Moscow Metro station

Akademicheskaya (Академическая) is a Moscow Metro station on the Troitskaya line. It was opened on 13 September 2025 as part of the northern extension of the line between Novatorskaya and ZIL. The station is located between Vavilovskaya and Krymskaya, with a transfer to the eponymous station of the Kaluzhsko-Rizhskaya line.

== History ==
The station was planned as part of a 6.5 km section of the Troitskaya line between Novatorskaya and Krymskaya with intermediate stations at Vavilovskaya and Akademicheskaya. Construction was initially scheduled to begin in 2020 and to be completed by 2024–2025.

In October 2020 the design project for the station was approved. The walls were planned to be decorated with graffiti inspired by classical antiquity, with a visual motif of "portals" extending along the platform.

== Opening ==
The station was inaugurated on 13 September 2025 together with Vavilovskaya, Krymskaya, and ZIL. The opening ceremony was attended by President Vladimir Putin and Moscow Mayor Sergey Sobyanin. Sobyanin noted that construction faced challenges due to dense central Moscow development and complex engineering conditions.

With the opening, the Troitskaya line reached 11 stations in operation.

== Design ==
Akademicheskaya is dedicated to the 300th anniversary of the Russian Academy of Sciences. Its design features illuminated columns and portrait panels of Russian scholars including Laurentius Blumentrost, Johann Schumacher, Nikolay Semyonov, and Vladimir Vernadsky.
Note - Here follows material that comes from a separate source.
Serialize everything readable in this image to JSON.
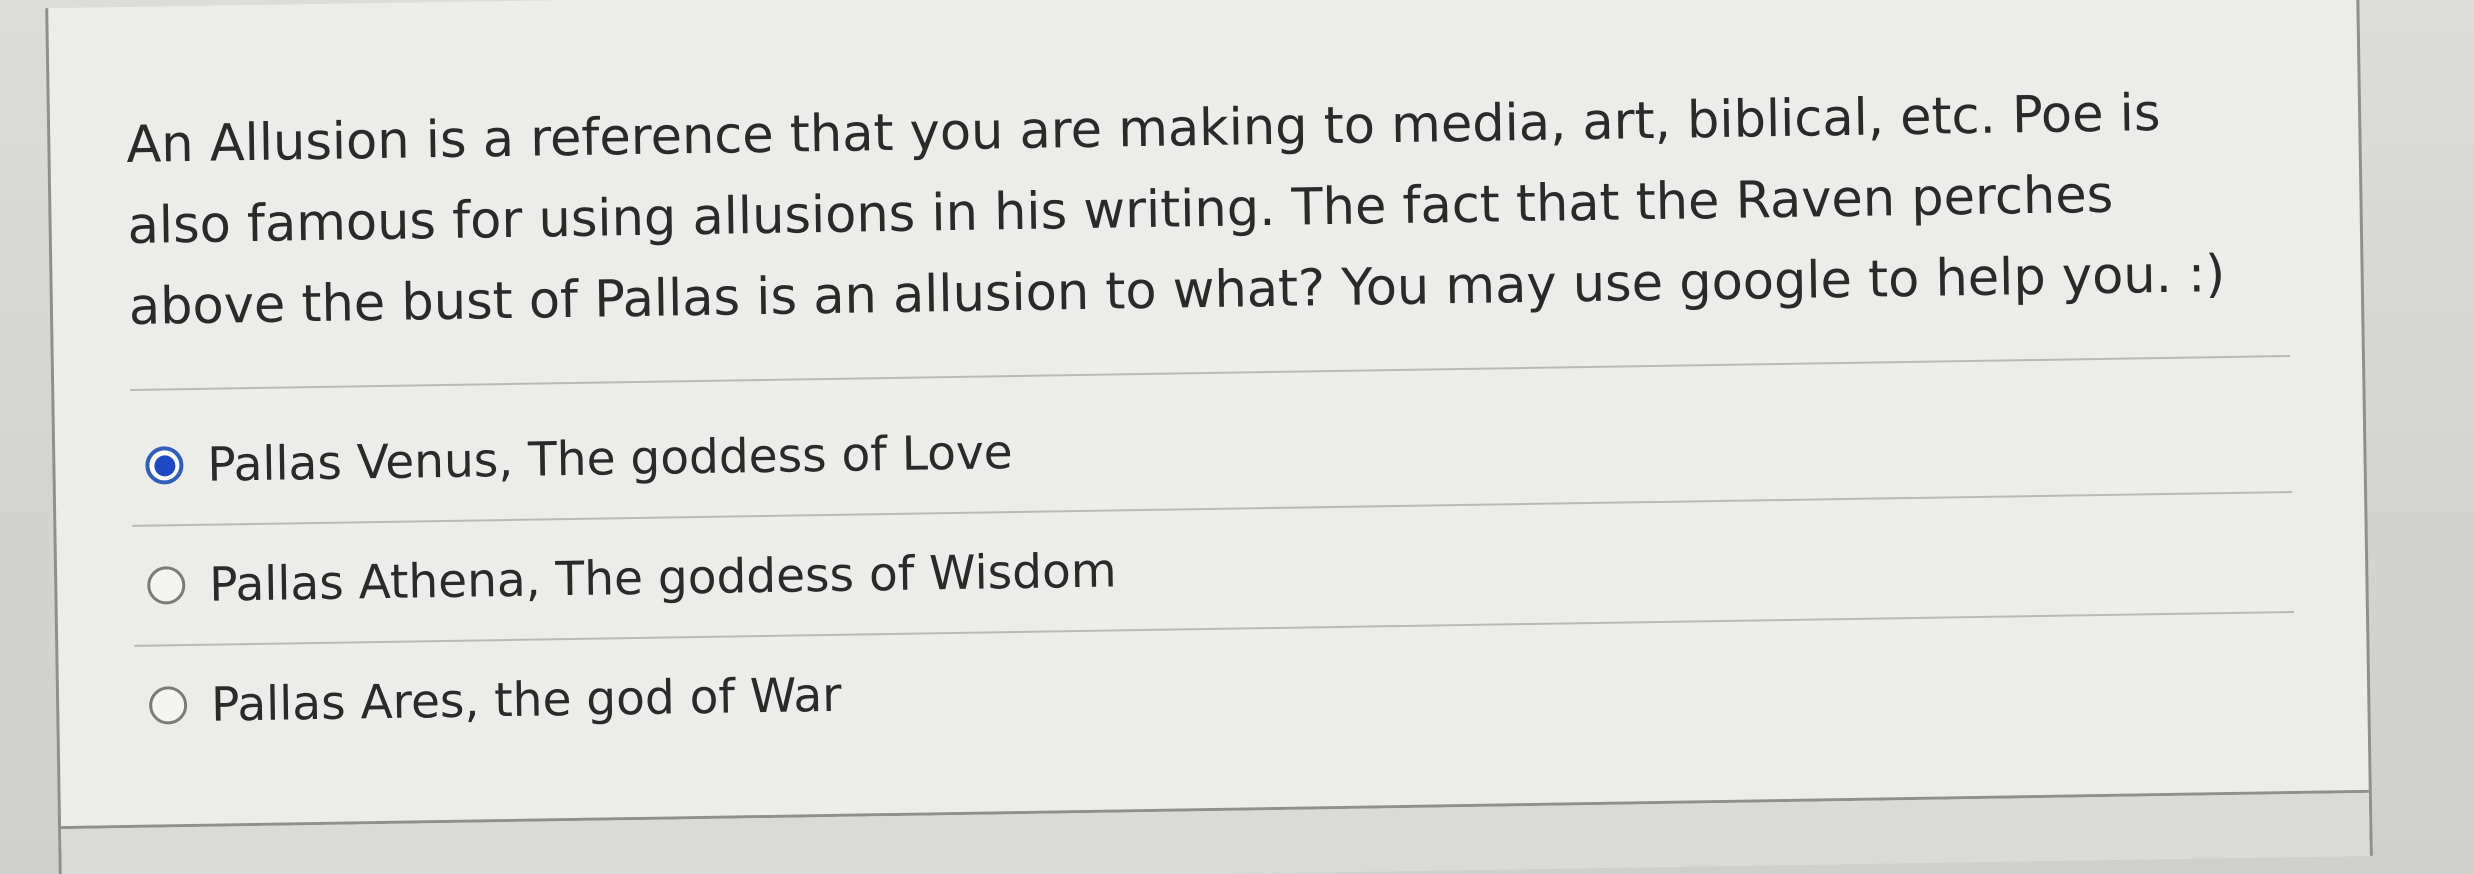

The station has two underground vestibules, each providing access to both sides of Profsoyuznaya Street and Dmitriya Ulyanova Street.

In December 2025, the underground transfer hall and two more exits were opened.

== Location ==
The station is located in the Akademichesky District of the South-Western Administrative Okrug, near the intersection of Profsoyuznaya Street and Dmitriya Ulyanova Street.